For surface running, they were powered by two 240 bhp Craig gasoline engines, each driving one propeller shaft. When submerged each propeller was driven by a 115 hp electric motor. They could reach 11 kn on the surface and 9 kn underwater. On the surface, the boats had a range of 776 nmi at 8.13 kn and 24 nmi at 8 kn submerged.

The boats were armed with two 18-inch (450 mm) torpedo tubes in the bow. They carried two reloads, for a total of four torpedoes.

==Construction==
Bonita was laid down by Fore River Shipbuilding Company, in Quincy, Massachusetts, under a subcontract from Electric Boat Company. She was launched on 17 June 1909, sponsored by Mrs. J. C. Townsend, and commissioned on 23 November 1909.

==Service history==
On 11 July 1910, Bonita collided with the Submarine tender while practicing attack maneuvers, Castine was beached near North Truro, Massachusetts. Castine was later refloated, repaired and returned to service.

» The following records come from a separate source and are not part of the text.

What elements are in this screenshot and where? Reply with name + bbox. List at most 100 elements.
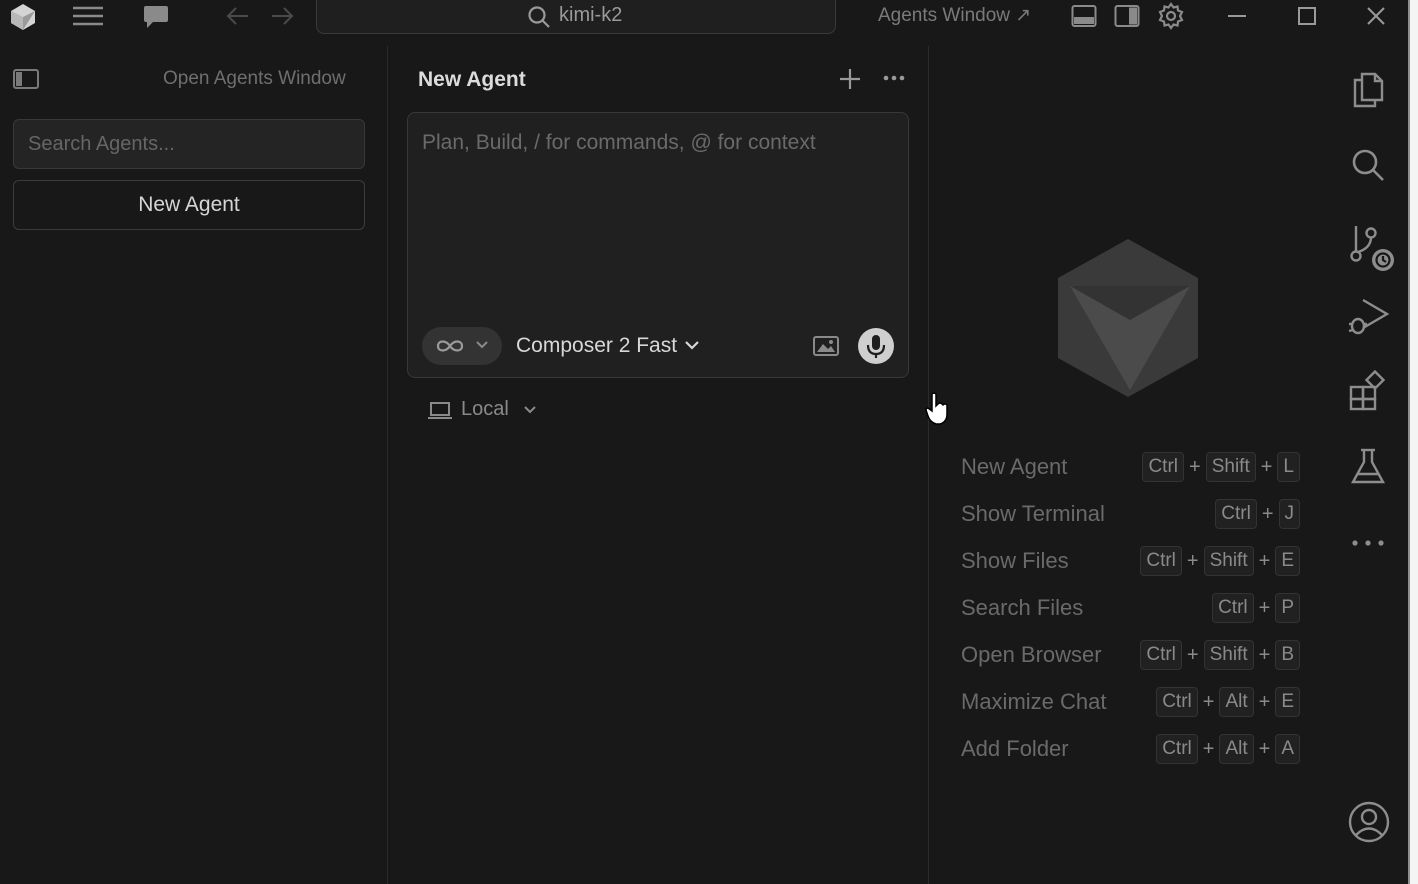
shortcut-keys: Ctrl + P [1212,593,1300,623]
key-plus: + [1186,549,1199,572]
minimize-icon[interactable] [1228,14,1246,18]
source-control-icon[interactable] [1347,218,1403,274]
shortcut-label[interactable]: Show Terminal [961,501,1105,527]
key-cap: Alt [1219,734,1254,764]
key-cap: A [1275,734,1300,764]
new-agent-button[interactable]: New Agent [13,180,365,230]
toggle-secondary-sidebar-icon[interactable] [1114,4,1140,28]
shortcut-keys: Ctrl + J [1215,499,1300,529]
mouse-cursor-icon [924,392,950,426]
close-icon[interactable] [1366,6,1386,26]
sidebar-toggle-icon[interactable] [13,69,39,89]
shortcut-label[interactable]: Open Browser [961,642,1102,668]
testing-flask-icon[interactable] [1347,446,1389,488]
more-icon[interactable] [1347,538,1389,548]
key-plus: + [1186,643,1199,666]
agents-window-link[interactable]: Agents Window ↗ [878,4,1031,27]
key-plus: + [1202,690,1215,713]
laptop-icon [428,402,452,420]
window-edge-line [1408,0,1410,884]
key-cap: E [1275,687,1300,717]
search-text: kimi-k2 [559,4,623,26]
chat-icon[interactable] [143,4,169,30]
forward-arrow-icon[interactable] [270,6,294,26]
shortcut-label[interactable]: New Agent [961,454,1067,480]
shortcut-keys: Ctrl + Alt + A [1156,734,1300,764]
key-plus: + [1261,502,1274,525]
maximize-icon[interactable] [1298,7,1316,25]
key-plus: + [1258,549,1271,572]
location-label: Local [461,398,509,420]
shortcut-label[interactable]: Show Files [961,548,1069,574]
settings-gear-icon[interactable] [1157,2,1185,30]
chevron-down-icon [524,406,536,414]
composer-placeholder[interactable]: Plan, Build, / for commands, @ for conte… [422,131,816,155]
image-attach-icon[interactable] [813,335,839,357]
activity-bar [1333,46,1408,884]
key-cap: J [1278,499,1300,529]
shortcut-keys: Ctrl + Shift + E [1140,546,1300,576]
key-cap: Ctrl [1140,546,1182,576]
infinity-icon [436,338,464,354]
shortcut-row: Search Files Ctrl + P [960,591,1300,627]
shortcut-row: Open Browser Ctrl + Shift + B [960,638,1300,674]
back-arrow-icon[interactable] [226,6,250,26]
cursor-logo-watermark [1056,238,1200,398]
key-cap: Ctrl [1140,640,1182,670]
microphone-icon[interactable] [858,328,894,364]
shortcut-keys: Ctrl + Shift + B [1140,640,1300,670]
shortcut-row: Add Folder Ctrl + Alt + A [960,732,1300,768]
files-icon[interactable] [1347,68,1389,110]
shortcut-row: Show Terminal Ctrl + J [960,497,1300,533]
key-cap: Ctrl [1156,734,1198,764]
panel-title: New Agent [418,68,526,91]
app-logo-icon[interactable] [10,3,36,31]
search-agents-input[interactable] [13,119,365,169]
key-plus: + [1189,455,1201,478]
key-cap: E [1275,546,1300,576]
key-cap: B [1275,640,1300,670]
key-cap: Ctrl [1212,593,1254,623]
key-cap: Shift [1205,452,1256,482]
shortcut-row: Maximize Chat Ctrl + Alt + E [960,685,1300,721]
chevron-down-icon [476,341,488,349]
shortcut-label[interactable]: Search Files [961,595,1083,621]
model-selector[interactable]: Composer 2 Fast [516,334,677,358]
open-agents-window-link[interactable]: Open Agents Window [163,68,346,90]
key-cap: Ctrl [1142,452,1185,482]
agents-sidebar: Open Agents Window New Agent [0,46,388,884]
key-cap: P [1275,593,1300,623]
shortcut-keys: Ctrl + Shift + L [1142,452,1300,482]
composer-box[interactable]: Plan, Build, / for commands, @ for conte… [407,112,909,378]
toggle-panel-icon[interactable] [1071,4,1097,28]
key-cap: Shift [1203,640,1254,670]
key-cap: Shift [1203,546,1254,576]
key-cap: L [1277,452,1300,482]
search-icon[interactable] [1347,144,1389,186]
key-plus: + [1258,596,1271,619]
more-options-icon[interactable] [883,75,905,81]
mode-selector[interactable] [422,327,502,365]
search-icon [527,5,551,29]
model-chevron-down-icon[interactable] [685,341,699,350]
agent-panel: New Agent Plan, Build, / for commands, @… [388,46,929,884]
shortcut-keys: Ctrl + Alt + E [1156,687,1300,717]
shortcut-label[interactable]: Maximize Chat [961,689,1106,715]
account-icon[interactable] [1347,800,1391,844]
shortcut-row: Show Files Ctrl + Shift + E [960,544,1300,580]
key-plus: + [1258,737,1271,760]
key-cap: Alt [1219,687,1254,717]
run-debug-icon[interactable] [1347,294,1391,338]
key-plus: + [1258,690,1271,713]
shortcut-label[interactable]: Add Folder [961,736,1069,762]
key-cap: Ctrl [1156,687,1198,717]
key-plus: + [1260,455,1273,478]
command-search-box[interactable]: kimi-k2 [316,0,836,34]
shortcut-row: New Agent Ctrl + Shift + L [960,450,1300,486]
key-cap: Ctrl [1215,499,1257,529]
title-bar: kimi-k2 Agents Window ↗ [0,0,1408,46]
key-plus: + [1202,737,1215,760]
menu-icon[interactable] [72,5,104,27]
extensions-icon[interactable] [1347,370,1389,412]
add-agent-icon[interactable] [839,68,861,90]
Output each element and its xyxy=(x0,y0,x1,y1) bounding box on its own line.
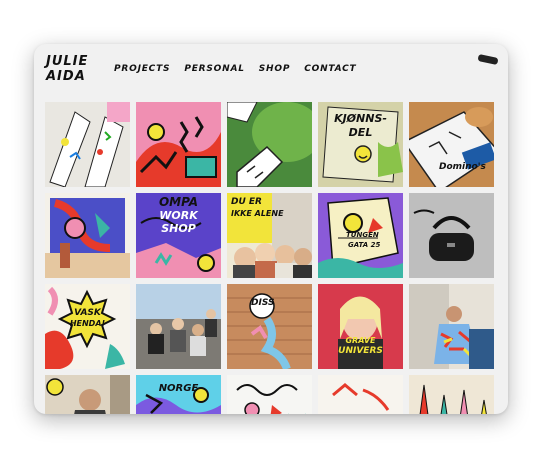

She was renamed C-4, on 17 November 1911. Assigned first to the Atlantic Torpedo Fleet, and later to the Atlantic Submarine Flotilla, Atlantic Fleet, C-4 plied East Coast waters until May 1913, when she cleared Norfolk, Virginia, for Guantánamo Bay, Cuba. Her tactical exercises and development operations continued here and from Cristóbal, Colón, Panama Canal Zone, where she reported on 12 December 1913. In August 1917, sailing with two other submarines, she explored the suitability of Panamanian ports as advance submarine bases.

==Fate==
Laid up at Coco Solo, Canal Zone, from 12 November 1918, C-4 was decommissioned there on 15 August 1919, and sold on 13 April 1920.